[Bug][Devlake] panic: invalid encKey

apache / incubator-devlake

Apache DevLake is an open-source dev data platform to ingest, analyze, and visualize the fragmented data from DevOps tools, extracting insights for engineering excellence, developer experience, and community growth.

https://devlake.apache.org/

Apache License 2.0

2.6k stars 521 forks source link

[Bug][Devlake] panic: invalid encKey #4545

Closed ankgupta99 closed 1 year ago

ankgupta99 commented 1 year ago

Search before asking

[X] I had searched in the issues and found no similar issues.

What happened

Devlake container exiting in AWS ECS with following error - 28/2/2023, 3:01:27 pm	panic: invalid encKey	devlake
28/2/2023, 3:01:27 pm	goroutine 1 [running]:	devlake
28/2/2023, 3:01:27 pm	time="2023-02-28 09:31:27" level=info msg="plugin loaded zentao"	devlake
28/2/2023, 3:01:27 pm	time="2023-02-28 09:31:27" level=info msg="plugin loaded webhook"	devlake
28/2/2023, 3:01:27 pm	time="2023-02-28 09:31:27" level=info msg="plugin loaded tapd"	devlake
28/2/2023, 3:01:27 pm	time="2023-02-28 09:31:27" level=info msg="plugin loaded starrocks"

What do you expect to happen

Devlake container stopped in AWS ECS with mentioned error

How to reproduce

use the ECS task definition to spin up the containers.

Anything else

No response

Version

main

Are you willing to submit PR?

[X] Yes I am willing to submit a PR!

Code of Conduct

[X] I agree to follow this project's Code of Conduct

klesh commented 1 year ago

I think we need to add a doc to explain how the encKey works. @ankgupta99 I see you have the "Submit PR" checked, may I ask how will you fix the bug? Thanks.

iholovin commented 1 year ago

Experiencing the same issue with newly created infrastructure (including the DB) with ECS Task for the backend container:

For this one I had empty .env file copied into container:

Interestingly enough: there was no such error for the same exact setup and Postgres Aurora cluster (now I'm using MySQL Aurora)

klesh commented 1 year ago

@iholovin the .env must be copied from the existing container volume if you are going to use the existing database since devlake writes the auto-generated encKey to the file. The error occurred due to devlake trying to decrypt the existing data with the wrong key.

klesh commented 1 year ago

@Startrekzky @likyh We should add a doc to explain the upgrade process.

klesh commented 1 year ago

@ankgupta99 @iholovin May I ask which approach did you use to deploy and upgrade? Was it docker-compose or helm?

ankgupta99 commented 1 year ago

@ankgupta99 @iholovin May I ask which approach did you use to deploy and upgrade? Was it docker-compose or helm?

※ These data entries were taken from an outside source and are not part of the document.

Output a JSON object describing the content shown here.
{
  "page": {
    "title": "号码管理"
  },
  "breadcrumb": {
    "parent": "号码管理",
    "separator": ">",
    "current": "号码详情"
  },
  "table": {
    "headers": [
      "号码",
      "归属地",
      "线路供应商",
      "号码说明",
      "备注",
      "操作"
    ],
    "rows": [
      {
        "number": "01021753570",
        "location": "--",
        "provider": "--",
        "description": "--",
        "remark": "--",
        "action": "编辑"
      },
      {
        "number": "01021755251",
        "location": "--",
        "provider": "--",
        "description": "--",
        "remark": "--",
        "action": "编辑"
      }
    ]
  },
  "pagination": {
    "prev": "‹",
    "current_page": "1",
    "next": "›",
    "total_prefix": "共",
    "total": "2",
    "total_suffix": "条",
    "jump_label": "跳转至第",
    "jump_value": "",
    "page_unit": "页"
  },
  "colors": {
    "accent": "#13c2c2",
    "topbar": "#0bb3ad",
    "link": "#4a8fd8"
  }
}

I took the devlake and config-ui containers details from the docker compose file and then created those 2 containers. For Grafana & mysql the services from aws were used. I was able to get around the error by creating new database.

klesh commented 1 year ago

@ankgupta99 Did you mount the .env file into the containers? the generated encKey should be stored in the file, mounting the same file into the new containers or copying the encKey should fix your problem as well.

uderik commented 1 year ago

Hi, I have the same problem with devlake installed in k8s from helm chart, env file is stored in PVC, and I saw it was updated some days ago; I suspect the key has also been updated. How could this happen, and how can I restore the data now?

klesh commented 1 year ago

@uderik That is weird, devlake it self wouldn't regenerate a new key if it already existed.

Are you using the official helm repo? @warren830 we have to confirm if it works correctly.

warren830 commented 1 year ago

Hi guys, I just upgraded my devlake pods by helm in minikube node, I found that encKey didnt change. I followed this link to upgrade: https://github.com/apache/incubator-devlake-helm-chart#update

uderik commented 1 year ago

I did not update anything. I just restarted all the pods. This is not the first time I've had this situation; I'll look later at what happens there.

klesh commented 1 year ago

I did not update anything. I just restarted all the pods. This is not the first time I've had this situation; I'll look later at what happens there.

Thanks, very much appreciated.

iholovin commented 1 year ago

@ankgupta99 @iholovin May I ask which approach did you use to deploy and upgrade? Was it docker-compose or helm?

Because of the DevOps policies at my company, I had to deploy containers with Terraform and ECS tasks. For the database, I used Aurora MySQL.

It was working before with Aurora Postgres though 🤔

I checked the MySQL logs and discovered the following error corresponding to backend's requests:

Aborted connection 87 to db: 'devlake' user: 'root' host: '10.204.0.214' (Got an error reading communication packets). (sql_connect.cc:845)

Here is what I used for aws_rds_cluster:

  ...

  instance_class  = "db.r6g.large"
  engine          = "aurora-mysql"
  engine_version  = "8.0.mysql_aurora.3.03.0"

And aws_rds_cluster_parameter_group:

  ...

  family = "aurora-mysql8.0"

  parameter {
    name  = "character_set_server"
    value = "utf8mb4"
  }

  parameter {
    name  = "collation_server"
    value = "utf8mb4_bin"
  }

klesh commented 1 year ago

@ankgupta99 @iholovin May I ask which approach did you use to deploy and upgrade? Was it docker-compose or helm?

Because of the DevOps policies at my company, I had to deploy containers with Terraform and ECS tasks. For the database, I used Aurora MySQL.

It was working before with Aurora Postgres though 🤔

I checked the MySQL logs and discovered the following error corresponding to backend's requests:
Aborted connection 87 to db: 'devlake' user: 'root' host: '10.204.0.214' (Got an error reading communication packets). (sql_connect.cc:845)
Here is what I used for aws_rds_cluster:
  ...

  instance_class  = "db.r6g.large"
  engine          = "aurora-mysql"
  engine_version  = "8.0.mysql_aurora.3.03.0"
And aws_rds_cluster_parameter_group:
  ...

  family = "aurora-mysql8.0"

  parameter {
    name  = "character_set_server"
    value = "utf8mb4"
  }

  parameter {
    name  = "collation_server"
    value = "utf8mb4_bin"
  }

Since you had already switch to mysql from pg, I suggest that you can wipe out the old deployment and redeploy a new one to see if the problem persists.

iholovin commented 1 year ago

@klesh yeah, that's what I did multiple times — got this error even with the fresh deployment

klesh commented 1 year ago

@iholovin the devlake uses a connection pool with 100 connections, seems like there are some failed connections. I suspect it is related to the aurora-mysql settings and this article from google seems likely related: https://dba.stackexchange.com/questions/19135/mysql-error-reading-communication-packets

tag @daniel-hutao , he is working on the similar task at this point, please help to reproduce the problem, thanks.